Das ist immer total einfach auf "die da oben" zu schimpfen und klar soll die Industrie überall das Beste von Übermorgen schon heute einbauen. Aber glaubt irgendjemand wirklich das "die Industrie" das einfach so zahlt? Da stecken Gewinnmodelle und Renditeanforderungen dahinter und am Ende gibt es nur einen der Geld in die Kassen spült und das ist der Kunde.
Alles was ich da fordere zahlt der Kunde am Ende mehr, denn woher sollte denn "die Industrie" sonst das Geld dafür nehmen, wenn nicht aus ihren Einnahmen.

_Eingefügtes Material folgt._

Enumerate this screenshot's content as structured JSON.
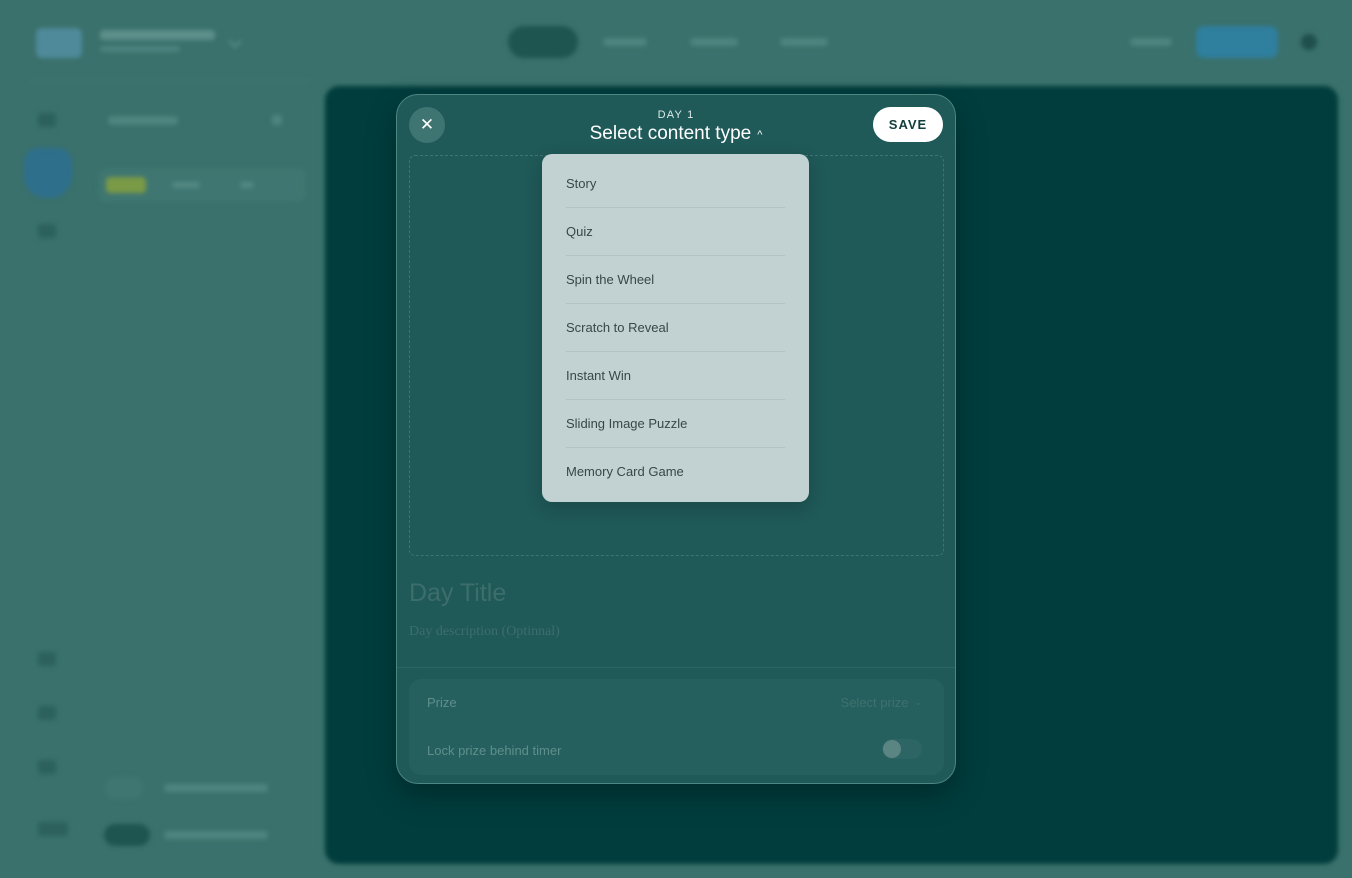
{
  "modal": {
    "day_label": "DAY 1",
    "content_type_label": "Select content type",
    "save_label": "SAVE",
    "close_glyph": "✕",
    "toggle_chevron": "^",
    "title_placeholder": "Day Title",
    "description_placeholder": "Day description (Optinnal)",
    "prize_label": "Prize",
    "prize_select_value": "Select prize",
    "prize_chevron": "⌄",
    "lock_label": "Lock prize behind timer",
    "lock_toggle_on": false
  },
  "dropdown": {
    "items": [
      "Story",
      "Quiz",
      "Spin the Wheel",
      "Scratch to Reveal",
      "Instant Win",
      "Sliding Image Puzzle",
      "Memory Card Game"
    ]
  },
  "icons": {
    "close": "close-icon",
    "chevron_up": "chevron-up-icon",
    "chevron_down": "chevron-down-icon"
  },
  "colors": {
    "overlay": "#3a716c",
    "modal_bg": "#1f5958",
    "dropdown_bg": "#c2d1d1",
    "save_bg": "#ffffff",
    "canvas_bg": "#013d3d"
  }
}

Und exakt dazu gibt es ja die Gesetze. Um die Hersteller dazu zu zwingen, etwas zu unternehmen. Der Sinn der verschärften Norm war, die Abgaswerte in der Luft zu senken, um auch die EU-Grenzwerte in der Umgebungsluft zu schaffen. Wenn ich jetzt - wie von @Cabriofan beschrieben - die Lücken im Testverfahren offensichtlich so weit ausreize, dass die Resultate nichts mehr mit der Realität zu tun haben - dann kann man von einer betrügerischen Absicht sprechen. Eben genauso, wie ich mir mit betrügerischer Absicht bei Aktiengeschäften Steuern en masse erstatten lassen kann - das war nicht Sinn des Gesetzes. Und die Gerichte legen die Gesetze bei der Rechtsprechung nunmal auch nach der Intention des Gesetzgebers aus, und die war es, die Luftqualität für alle Bürger zu verbessern. Deshalb wäre es sicherlich auch möglich, die Hersteller zu Umrüstungen zu zwingen.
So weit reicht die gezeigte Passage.